How can anyone be surprised that Trump turns out to be a sexist sleazeball?
In 1991, Trump said what female reporters said didn’t matter as long as they’ve got a “young and beautiful piece of ass.”
In 1994, after his daughter Tiffany had been born, Trump made a joke about his infant girl inheriting her mother’s legs and pondered whether she would inherit Marla Maples’ breasts as well.
In 1996, he launched a fat-shaming campaign against Miss Universe winner Alicia Machada, calling her “Miss Piggy” and “Miss Housekeeping”. His sustained public harassment of Machada led her to develop an eating disorder.
In 2006, he said of his eldest daughter: “If Ivanka weren’t my daughter, perhaps I’d be dating her.”
As for infidelity, in his 1987 book The Art of the Deal Trump shamelessly bragged about his affairs with married women: “If I told the real stories of my experiences with women, often seemingly very happily married and important women, this book would be a guaranteed best-seller.”
His own extra-marital affairs have been widely publicised – he left his wife for his mistress in a divorcee scandal that played out across tabloid headlines.
So why are we surprised that a video has surfaced showing Trump discussing women in the crudest and most dehumanising terms? The “grab ‘em by the pussy” video is disgusting, but it is hardly shocking. Donald Trump has a long and and meticulously documented history of sexism, misogyny, and the objectification of women.
Something about the 2005 video seems to have struck a particular nerve with the American public. Maybe it’s the timing, with the video highlighting Trump’s hypocrisy just weeks after he threatened to bring up Bill Clinton’s infidelity to attack Hillary. Maybe it’s the aggressive language (“I moved on her like a bitch”) that sounds disturbingly like Trump is advocating and boasting about sexual assault. Maybe this was the final straw for conservatives who have long been horrified by Trump and who now have cast-iron proof that he is, to quote National Review senior editor Jonah Goldberg, “an insecure, morally ugly, man-child who thinks boasting about how he can get away with groping women ‘because you’re a star’ impresses people”.
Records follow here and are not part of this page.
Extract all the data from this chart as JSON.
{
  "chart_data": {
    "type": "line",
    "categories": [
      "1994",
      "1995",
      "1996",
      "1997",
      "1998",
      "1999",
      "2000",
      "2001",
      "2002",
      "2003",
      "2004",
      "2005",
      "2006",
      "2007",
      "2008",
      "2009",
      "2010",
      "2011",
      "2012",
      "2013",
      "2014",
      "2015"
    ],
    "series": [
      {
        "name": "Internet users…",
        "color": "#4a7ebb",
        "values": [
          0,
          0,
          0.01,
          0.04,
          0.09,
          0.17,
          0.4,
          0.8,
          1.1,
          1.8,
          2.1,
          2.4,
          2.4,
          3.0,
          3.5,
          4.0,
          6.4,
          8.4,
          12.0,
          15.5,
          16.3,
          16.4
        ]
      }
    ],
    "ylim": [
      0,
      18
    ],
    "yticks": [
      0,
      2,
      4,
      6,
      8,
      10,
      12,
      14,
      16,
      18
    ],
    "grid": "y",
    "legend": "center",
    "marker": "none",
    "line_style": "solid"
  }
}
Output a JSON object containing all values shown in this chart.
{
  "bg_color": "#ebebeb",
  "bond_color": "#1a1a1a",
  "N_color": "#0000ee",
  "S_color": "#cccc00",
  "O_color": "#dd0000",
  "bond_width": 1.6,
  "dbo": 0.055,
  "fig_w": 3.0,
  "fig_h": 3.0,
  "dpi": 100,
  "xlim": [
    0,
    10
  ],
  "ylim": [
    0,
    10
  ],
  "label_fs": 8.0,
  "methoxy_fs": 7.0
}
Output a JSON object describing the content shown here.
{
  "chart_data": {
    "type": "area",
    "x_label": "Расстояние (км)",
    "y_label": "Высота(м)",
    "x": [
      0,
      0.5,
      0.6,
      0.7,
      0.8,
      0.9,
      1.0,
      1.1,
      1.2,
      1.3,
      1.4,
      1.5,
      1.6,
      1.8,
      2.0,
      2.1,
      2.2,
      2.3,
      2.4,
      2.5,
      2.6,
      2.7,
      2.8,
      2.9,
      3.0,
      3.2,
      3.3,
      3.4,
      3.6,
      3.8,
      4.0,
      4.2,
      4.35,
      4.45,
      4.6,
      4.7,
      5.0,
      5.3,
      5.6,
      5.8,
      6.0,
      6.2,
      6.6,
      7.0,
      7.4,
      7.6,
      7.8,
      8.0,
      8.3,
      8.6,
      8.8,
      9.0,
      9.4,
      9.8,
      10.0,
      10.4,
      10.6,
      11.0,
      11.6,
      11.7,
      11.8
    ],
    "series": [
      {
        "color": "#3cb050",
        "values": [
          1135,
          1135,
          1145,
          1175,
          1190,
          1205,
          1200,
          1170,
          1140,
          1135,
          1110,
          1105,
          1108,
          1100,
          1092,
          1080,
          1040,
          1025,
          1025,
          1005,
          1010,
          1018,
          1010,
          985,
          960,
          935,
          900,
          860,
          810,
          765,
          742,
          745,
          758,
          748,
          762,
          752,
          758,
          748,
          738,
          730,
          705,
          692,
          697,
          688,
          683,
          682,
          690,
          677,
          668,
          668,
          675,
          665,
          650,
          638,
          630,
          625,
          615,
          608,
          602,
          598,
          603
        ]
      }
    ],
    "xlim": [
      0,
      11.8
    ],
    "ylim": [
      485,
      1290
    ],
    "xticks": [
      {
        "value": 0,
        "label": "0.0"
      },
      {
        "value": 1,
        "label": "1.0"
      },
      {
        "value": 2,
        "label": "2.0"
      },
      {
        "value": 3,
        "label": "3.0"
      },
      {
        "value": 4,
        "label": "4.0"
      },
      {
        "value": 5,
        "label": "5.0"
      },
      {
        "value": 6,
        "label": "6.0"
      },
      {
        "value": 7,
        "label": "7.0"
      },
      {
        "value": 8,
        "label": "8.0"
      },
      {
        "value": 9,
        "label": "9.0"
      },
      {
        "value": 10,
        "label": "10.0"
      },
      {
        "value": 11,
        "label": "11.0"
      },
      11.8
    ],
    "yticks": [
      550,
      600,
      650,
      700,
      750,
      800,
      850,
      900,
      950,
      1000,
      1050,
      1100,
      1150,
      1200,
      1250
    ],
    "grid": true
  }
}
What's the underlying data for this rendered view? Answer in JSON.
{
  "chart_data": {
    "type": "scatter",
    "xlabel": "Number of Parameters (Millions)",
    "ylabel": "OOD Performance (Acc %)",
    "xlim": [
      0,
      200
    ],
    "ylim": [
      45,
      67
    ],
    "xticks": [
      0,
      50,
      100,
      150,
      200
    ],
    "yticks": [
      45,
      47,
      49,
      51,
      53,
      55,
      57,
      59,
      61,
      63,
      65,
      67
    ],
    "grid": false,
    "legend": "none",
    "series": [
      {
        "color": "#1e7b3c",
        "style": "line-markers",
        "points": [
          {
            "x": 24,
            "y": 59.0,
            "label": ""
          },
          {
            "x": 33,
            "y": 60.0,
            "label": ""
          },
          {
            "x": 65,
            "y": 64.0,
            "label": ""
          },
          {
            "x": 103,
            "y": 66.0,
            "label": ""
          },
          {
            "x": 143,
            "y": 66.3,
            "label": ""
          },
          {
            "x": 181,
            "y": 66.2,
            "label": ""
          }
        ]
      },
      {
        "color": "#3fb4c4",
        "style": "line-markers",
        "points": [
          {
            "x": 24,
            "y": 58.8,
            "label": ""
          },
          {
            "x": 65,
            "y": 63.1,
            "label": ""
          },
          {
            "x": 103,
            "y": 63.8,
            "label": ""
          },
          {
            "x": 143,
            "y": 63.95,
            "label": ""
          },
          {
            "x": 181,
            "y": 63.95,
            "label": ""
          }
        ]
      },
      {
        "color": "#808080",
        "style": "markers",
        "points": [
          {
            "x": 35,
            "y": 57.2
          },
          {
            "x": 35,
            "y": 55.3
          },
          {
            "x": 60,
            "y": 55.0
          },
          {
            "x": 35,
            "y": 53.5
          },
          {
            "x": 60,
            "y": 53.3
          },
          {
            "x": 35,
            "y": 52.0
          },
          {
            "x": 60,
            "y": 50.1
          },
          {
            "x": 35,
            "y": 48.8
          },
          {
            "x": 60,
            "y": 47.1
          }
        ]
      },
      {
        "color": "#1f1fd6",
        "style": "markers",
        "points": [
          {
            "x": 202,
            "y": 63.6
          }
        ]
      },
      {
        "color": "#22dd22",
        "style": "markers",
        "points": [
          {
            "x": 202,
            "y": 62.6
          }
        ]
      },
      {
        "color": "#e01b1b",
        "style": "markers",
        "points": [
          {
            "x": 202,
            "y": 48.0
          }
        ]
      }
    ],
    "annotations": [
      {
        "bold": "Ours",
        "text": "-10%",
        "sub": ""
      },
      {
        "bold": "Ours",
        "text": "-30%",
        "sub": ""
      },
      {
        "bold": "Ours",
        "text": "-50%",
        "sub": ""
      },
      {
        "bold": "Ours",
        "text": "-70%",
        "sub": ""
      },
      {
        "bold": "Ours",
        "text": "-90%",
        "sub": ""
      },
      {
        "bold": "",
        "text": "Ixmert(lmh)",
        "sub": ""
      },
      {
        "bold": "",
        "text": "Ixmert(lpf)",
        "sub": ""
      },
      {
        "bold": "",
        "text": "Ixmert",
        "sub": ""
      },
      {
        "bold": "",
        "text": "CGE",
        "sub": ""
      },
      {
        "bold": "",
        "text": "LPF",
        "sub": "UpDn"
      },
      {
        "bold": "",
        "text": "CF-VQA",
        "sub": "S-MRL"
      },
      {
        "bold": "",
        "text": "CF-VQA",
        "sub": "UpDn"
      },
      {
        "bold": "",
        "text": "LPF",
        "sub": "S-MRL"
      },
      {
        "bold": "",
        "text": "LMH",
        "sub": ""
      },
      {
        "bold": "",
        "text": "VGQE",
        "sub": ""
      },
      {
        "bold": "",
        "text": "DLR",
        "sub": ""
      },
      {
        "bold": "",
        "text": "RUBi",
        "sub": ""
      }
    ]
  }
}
Regardless, the public outcry this time has been fierce enough to prompt the impossible: a Trump apology.
Watch that video. Don’t read a transcript – watch it. Watch the dull-eyed, robotic way Trump reads the script that has clearly been handed to him. Note the monotonous tone of voice, the complete lack of conviction or energy, the struggle to stay focussed. Certain words and phrases – “regret”, “humbled”, “I was wrong” – sound like they are being recited by a Trump clone. It looks more than a hostage video than an apology.
Trump claims “anyone who knows me knows these words don’t reflect who I am”. He is wrong. The video is a perfect reflection of a man who takes a perverse pride in his disrespect of women. Trump goes on to say that his time on the campaign trail has changed him, that he is no longer the man who treated women as objects in 2005. But here’s a quick reminder of just some of the things Trump has said since launching his bid for the White House.
Fourteen months ago, he defended calling women “fat pigs”, “dogs”, “slobs”, and “disgusting animals” in the first Republican debate. When he was challenged about sexism by female moderator Megyn Kelly, he called her a “bimbo”, and attacked her afterwards by suggesting she had been hard on him because she was menstruating.
He said of female Republican primary rival Carly Fiorina: “Look at that face? Can you imagine that, the face of our next president?”
When Hillary Clinton took a bathroom break during the December 2015 Democratic primary debate, Trump called it “too disgusting”, and said she got “schlonged” by Barack Obama in 2008. Earlier that year, he had tweeted that Hillary “couldn’t satisfy” America because she couldn’t satisfy her husband – both blaming her for Bill Clinton’s infidelity and turning male gratification into a requirement for the presidency.
In the first presidential debate last month, Trump interrupted Clinton 25 times in 26 minutes. When he brought up his treatment of Alicia Machada, he offered no apology. Four days later he went on a twitter rampage, calling Machada “disgusting” and a “con”, and alluding to a fictional sex tape.
And after all this, Trump has the temerity to say that Hillary Clinton is the one who is sexist, making accusations that she “bullied, attacked, shamed and intimidated” the women involved in Bill Clinton’s affairs. Funny, that sounds exactly what Trump has repeatedly and publicly done to countless women over the years.
The poet and civil rights activist Maya Angelou once said: “When someone shows you who they are, believe them; the first time.” Trump has never hidden who he is: a misogynist, a chauvinist, an entitled and immature bigot who sees women as objects – objects whose primary purpose is the sexual gratification of men. Anyone who is surprised by the latest video has been deluding themselves. Trump has always been Trump. The American public just hadn’t noticed until now.